Reitverein soll seine Hausaufgaben machen

Sportausschuss hat Fragen

Der Reiterverein St. Georg Heek-Nienborg hat seine Hausaufgaben nur mangelhaft erledigt. Dieses Zeugnis stellten die Mitglieder des Sportausschusses am Montagabend nach der Besichtigung des geplanten Jugendraums in der Reithalle aus. Konkrete Fragen zur dauerhaften Auslastung, zu Unterhaltungskosten oder einem Bedarfsplan blieben zunächst unbeantwortet.

HEEK

von von Mirko Heuping

, 29.04.2015, 18:23 Uhr / Lesedauer: 2 min
Die Mitglieder des Sportausschusses besichtigten den geplanten Jugendraum.

Die Mitglieder des Sportausschusses besichtigten den geplanten Jugendraum.

Da vor einigen Wochen bereits der Rat die Vorbereitungen des Reitervorstands bei einer ersten Vorstellung des geplanten Bauvorhabens bemängelt hatte, gibt es für den dritten Anlauf nun Nachhilfe von der Verwaltung. Frank Kösters, erster Vorsitzender des Reitervereins, und Geschäftsführerin Christine Günther schienen erleichtert ob des Hilfsangebots. „Ich schreibe Ihnen alles auf, was Sie wissen wollen.
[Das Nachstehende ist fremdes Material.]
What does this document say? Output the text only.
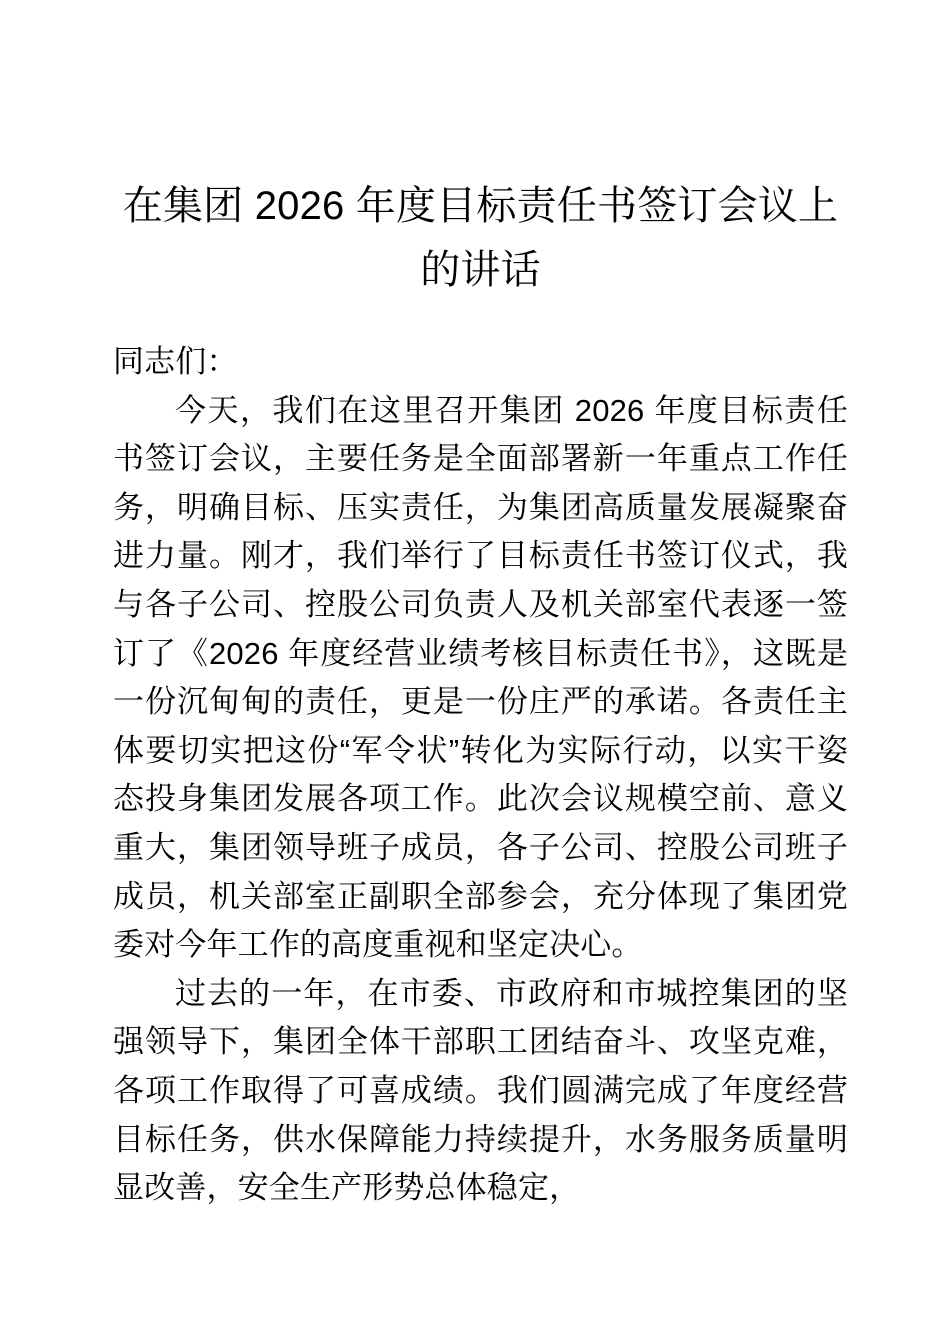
在集团 2026 年度目标责任书签订会议上的讲话

同志们：

今天，我们在这里召开集团 2026 年度目标责任书签订会议，主要任务是全面部署新一年重点工作任务，明确目标、压实责任，为集团高质量发展凝聚奋进力量。刚才，我们举行了目标责任书签订仪式，我与各子公司、控股公司负责人及机关部室代表逐一签订了《2026 年度经营业绩考核目标责任书》，这既是一份沉甸甸的责任，更是一份庄严的承诺。各责任主体要切实把这份“军令状”转化为实际行动，以实干姿态投身集团发展各项工作。此次会议规模空前、意义重大，集团领导班子成员，各子公司、控股公司班子成员，机关部室正副职全部参会，充分体现了集团党委对今年工作的高度重视和坚定决心。

过去的一年，在市委、市政府和市城控集团的坚强领导下，集团全体干部职工团结奋斗、攻坚克难，各项工作取得了可喜成绩。我们圆满完成了年度经营目标任务，供水保障能力持续提升，水务服务质量明显改善，安全生产形势总体稳定，
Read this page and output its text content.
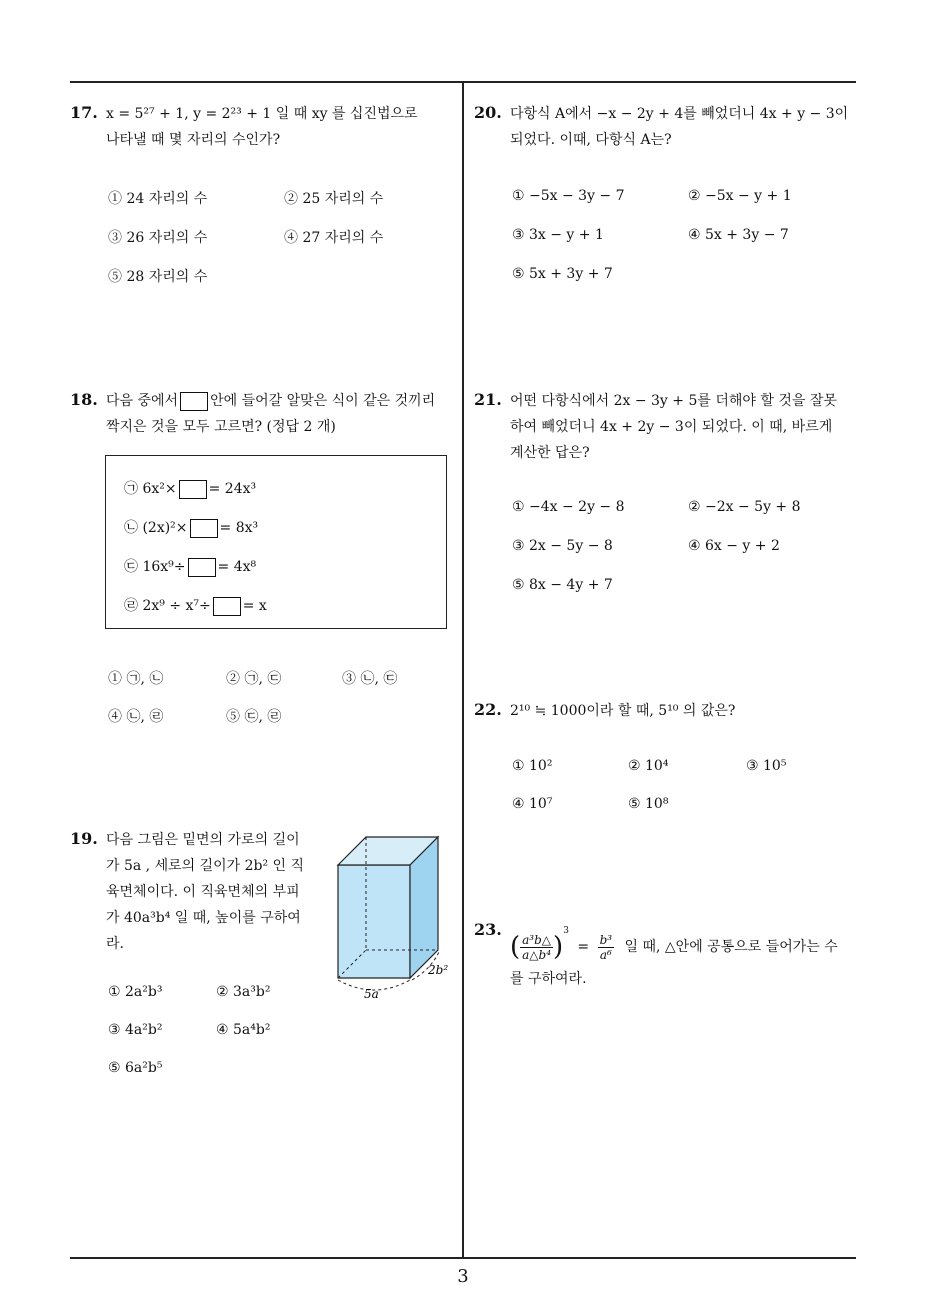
17. x = 5²⁷ + 1, y = 2²³ + 1 일 때 xy 를 십진법으로
나타낼 때 몇 자리의 수인가?
① 24 자리의 수	② 25 자리의 수
③ 26 자리의 수	④ 27 자리의 수
⑤ 28 자리의 수
18. 다음 중에서 안에 들어갈 알맞은 식이 같은 것끼리
짝지은 것을 모두 고르면? (정답 2 개)
㉠ 6x²× = 24x³
㉡ (2x)²× = 8x³
㉢ 16x⁹÷ = 4x⁸
㉣ 2x⁹ ÷ x⁷÷ = x
① ㉠, ㉡	② ㉠, ㉢	③ ㉡, ㉢
④ ㉡, ㉣	⑤ ㉢, ㉣
19. 다음 그림은 밑면의 가로의 길이
가 5a , 세로의 길이가 2b² 인 직
육면체이다. 이 직육면체의 부피
가 40a³b⁴ 일 때, 높이를 구하여
라.
5a
2b²
① 2a²b³	② 3a³b²
③ 4a²b²	④ 5a⁴b²
⑤ 6a²b⁵
20. 다항식 A에서 −x − 2y + 4를 빼었더니 4x + y − 3이
되었다. 이때, 다항식 A는?
① −5x − 3y − 7	② −5x − y + 1
③ 3x − y + 1	④ 5x + 3y − 7
⑤ 5x + 3y + 7
21. 어떤 다항식에서 2x − 3y + 5를 더해야 할 것을 잘못
하여 빼었더니 4x + 2y − 3이 되었다. 이 때, 바르게
계산한 답은?
① −4x − 2y − 8	② −2x − 5y + 8
③ 2x − 5y − 8	④ 6x − y + 2
⑤ 8x − 4y + 7
22. 2¹⁰ ≒ 1000이라 할 때, 5¹⁰ 의 값은?
① 10²	② 10⁴	③ 10⁵
④ 10⁷	⑤ 10⁸
23.
( $\frac{\text{a³b△}}{\text{a△b⁴}} )^3 = \frac{\text{b³}}{\text{a⁶}}$ 일 때, △안에 공통으로 들어가는 수
를 구하여라.
3
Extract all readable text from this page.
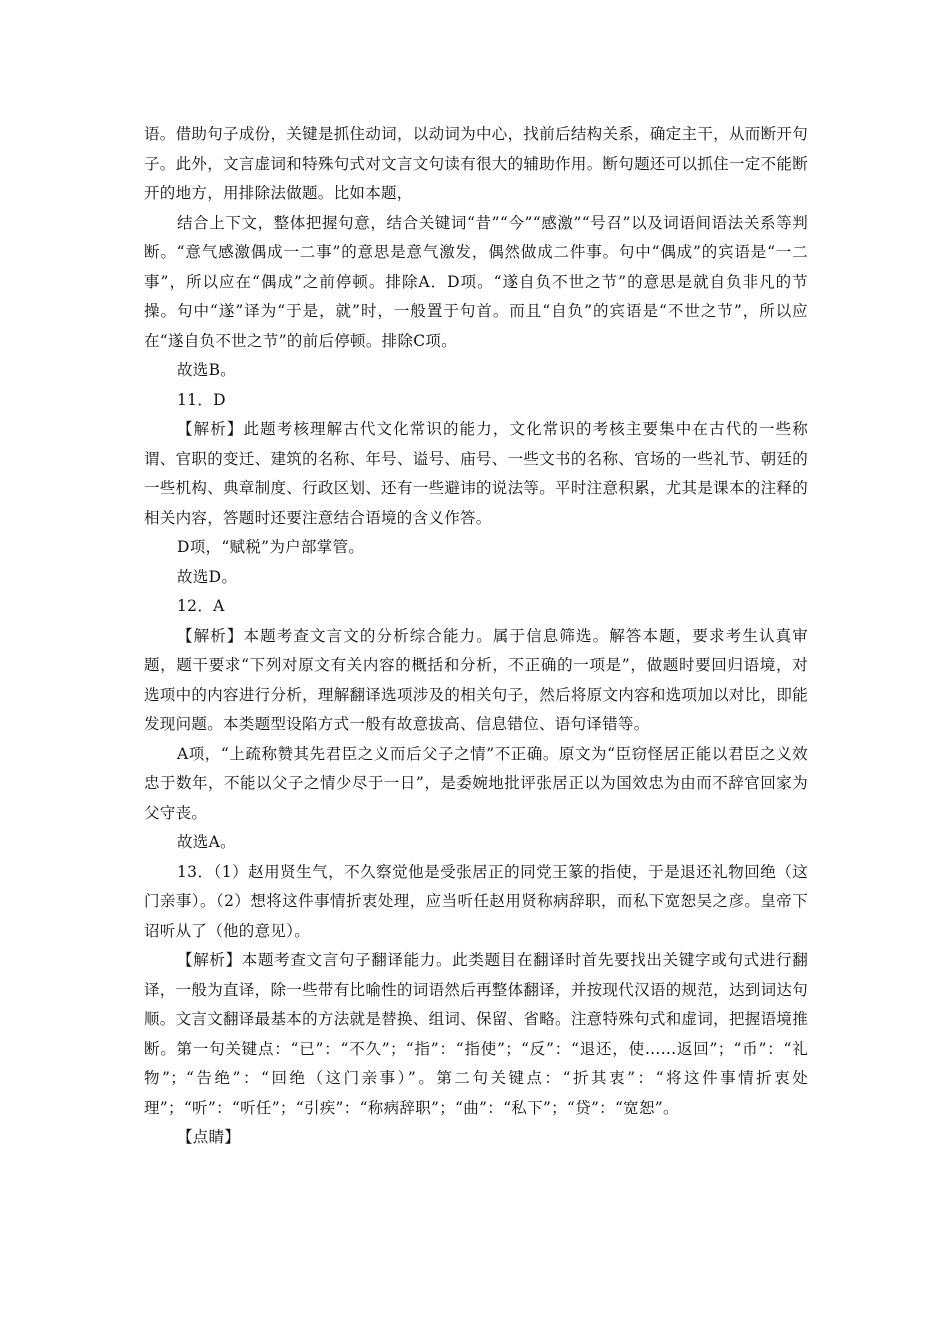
语。借助句子成份，关键是抓住动词，以动词为中心，找前后结构关系，确定主干，从而断开句子。此外，文言虚词和特殊句式对文言文句读有很大的辅助作用。断句题还可以抓住一定不能断开的地方，用排除法做题。比如本题，

结合上下文，整体把握句意，结合关键词“昔”“今”“感激”“号召”以及词语间语法关系等判断。“意气感激偶成一二事”的意思是意气激发，偶然做成二件事。句中“偶成”的宾语是“一二事”，所以应在“偶成”之前停顿。排除A．D项。“遂自负不世之节”的意思是就自负非凡的节操。句中“遂”译为“于是，就”时，一般置于句首。而且“自负”的宾语是“不世之节”，所以应在“遂自负不世之节”的前后停顿。排除C项。

故选B。

11．D

【解析】此题考核理解古代文化常识的能力，文化常识的考核主要集中在古代的一些称谓、官职的变迁、建筑的名称、年号、谥号、庙号、一些文书的名称、官场的一些礼节、朝廷的一些机构、典章制度、行政区划、还有一些避讳的说法等。平时注意积累，尤其是课本的注释的相关内容，答题时还要注意结合语境的含义作答。

D项，“赋税”为户部掌管。

故选D。

12．A

【解析】本题考查文言文的分析综合能力。属于信息筛选。解答本题，要求考生认真审题，题干要求“下列对原文有关内容的概括和分析，不正确的一项是”，做题时要回归语境，对选项中的内容进行分析，理解翻译选项涉及的相关句子，然后将原文内容和选项加以对比，即能发现问题。本类题型设陷方式一般有故意拔高、信息错位、语句译错等。

A项，“上疏称赞其先君臣之义而后父子之情”不正确。原文为“臣窃怪居正能以君臣之义效忠于数年，不能以父子之情少尽于一日”，是委婉地批评张居正以为国效忠为由而不辞官回家为父守丧。

故选A。

13．（1）赵用贤生气，不久察觉他是受张居正的同党王篆的指使，于是退还礼物回绝（这门亲事）。（2）想将这件事情折衷处理，应当听任赵用贤称病辞职，而私下宽恕吴之彦。皇帝下诏听从了（他的意见）。

【解析】本题考查文言句子翻译能力。此类题目在翻译时首先要找出关键字或句式进行翻译，一般为直译，除一些带有比喻性的词语然后再整体翻译，并按现代汉语的规范，达到词达句顺。文言文翻译最基本的方法就是替换、组词、保留、省略。注意特殊句式和虚词，把握语境推断。第一句关键点：“已”：“不久”；“指”：“指使”；“反”：“退还，使……返回”；“币”：“礼物”；“告绝”：“回绝（这门亲事）”。第二句关键点：“折其衷”：“将这件事情折衷处理”；“听”：“听任”；“引疾”：“称病辞职”；“曲”：“私下”；“贷”：“宽恕”。

【点睛】
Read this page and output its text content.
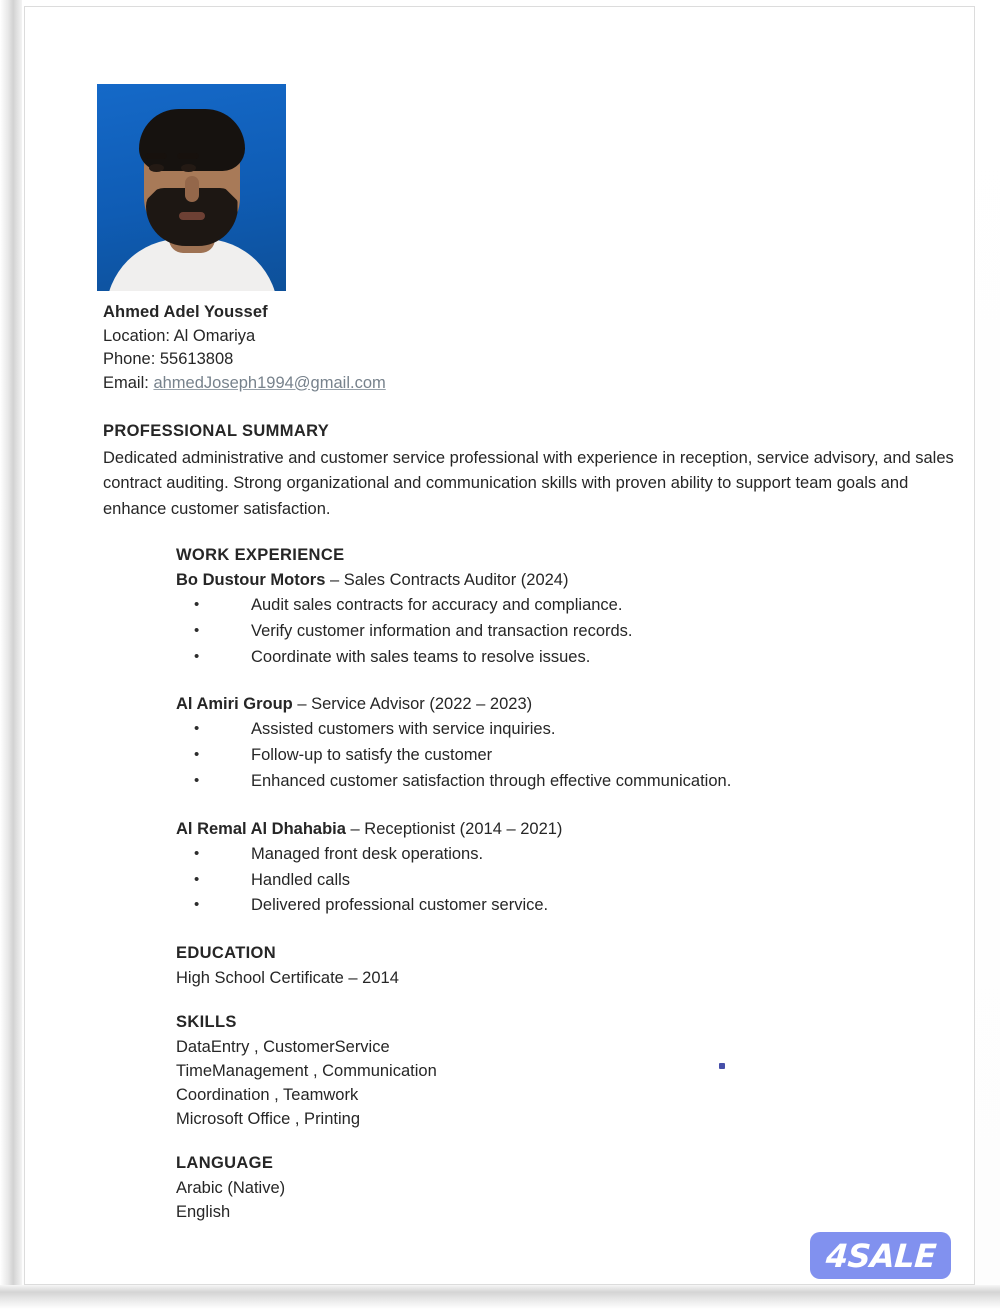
Ahmed Adel Youssef
Location: Al Omariya
Phone: 55613808
Email: ahmedJoseph1994@gmail.com
PROFESSIONAL SUMMARY
Dedicated administrative and customer service professional with experience in reception, service advisory, and sales contract auditing. Strong organizational and communication skills with proven ability to support team goals and enhance customer satisfaction.
WORK EXPERIENCE
Bo Dustour Motors – Sales Contracts Auditor (2024)
• Audit sales contracts for accuracy and compliance.
• Verify customer information and transaction records.
• Coordinate with sales teams to resolve issues.
Al Amiri Group – Service Advisor (2022 – 2023)
• Assisted customers with service inquiries.
• Follow-up to satisfy the customer
• Enhanced customer satisfaction through effective communication.
Al Remal Al Dhahabia – Receptionist (2014 – 2021)
• Managed front desk operations.
• Handled calls
• Delivered professional customer service.
EDUCATION
High School Certificate – 2014
SKILLS
DataEntry , CustomerService
TimeManagement , Communication
Coordination , Teamwork
Microsoft Office , Printing
LANGUAGE
Arabic (Native)
English
4SALE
Sie müssen mir nur sagen, was Sie genau brauchen“, versicherte Günther den Ausschussmitgliedern. „Für uns ist das auch alles das erste Mal“, schob sie entschuldigend nach.

Ortstermin mit Ausschuss

Eigentlich sollte der Sportausschuss beim Ortstermin am Montag bereits einen Beschluss fassen, ob er den Antrag des Reitervereins auf Förderung zum Ausbau eines Jugendraumes unterstützt oder nicht. Diese Entscheidung stellten die Mitglieder aufgrund der vielen offenen Fragen jedoch zurück. „Erst müssen wir sehen, dass wir etwas mehr Fleisch an den Knochen bekommen“, sagte Hermann-Josef Schepers (SPD). Der Reiterverein möchte einen Raum für die derzeit 174 aktiven Jugendlichen schaffen. In der neuen Reithalle ist der Platz dafür bereits durch gemauerte Wände räumlich abgetrennt. Decke, Fenster, Inneneinrichtung, Heizung und eine Behindertentoilette sollen mit insgesamt circa 46 000 Euro zu Buche schlagen. „Einige Kosten sind allerdings ziemlich pauschal geschätzt“, kommentierte Bauamtsleiter Herbert Gausling die vom Reiterverein genannte Summe. Es seien noch einige Fragen zu klären.

Für Jugend und Reit-AG der Kreuzschule

Die Politiker signalisierten eine generelle Bereitschaft, das Projekt zu bezuschussen. Denn der Raum würde nicht nur dem Reiterverein für dessen Jugendarbeit dienen, er soll künftig auch von einer Reit-AG der Kreuzschule genutzt werden. Zudem kommen jede Woche 20 körperlich oder geistig eingeschränkte Jugendliche – unter anderem vom Wittekindshof in Gronau – zum therapeutischen Reiten in die Halle. Dieses Angebot soll auf Wunsch des Reitervereins weiter ausgebaut werden.

Statik für Betondecke

Um entsprechende Hallenzeiten vorzuhalten, soll auf den neuen Jugendraum ersten Planungen zufolge eine Betondecke gesetzt werden. Die hätte den Vorteil, dass sich die Kinder und Jugendlichen auf der Empore für den Sport aufwärmen und ihr Fitnesstraining ausüben könnten. Momentan wird für diese Zwecke noch Platz in der Reithalle belegt. Jörg Rosery (CDU) äußerte jedoch seine Bedenken, ob eine Betondecke überhaupt eine Option ist: „Geplant war beim Bau der Halle eine Holzdecke für diesen Raum. Ich würde meinen Kopf nicht dafür hinhalten wollen, dass eine Betondecke statisch auch hält.“ Diese und weitere Fragen sollen nun zeitnah geklärt werden, um das Projekt voranzubringen. Liegt ein detailliertes Konzept vor, will sich der Ausschuss erneut mit dem Thema beschäftigen.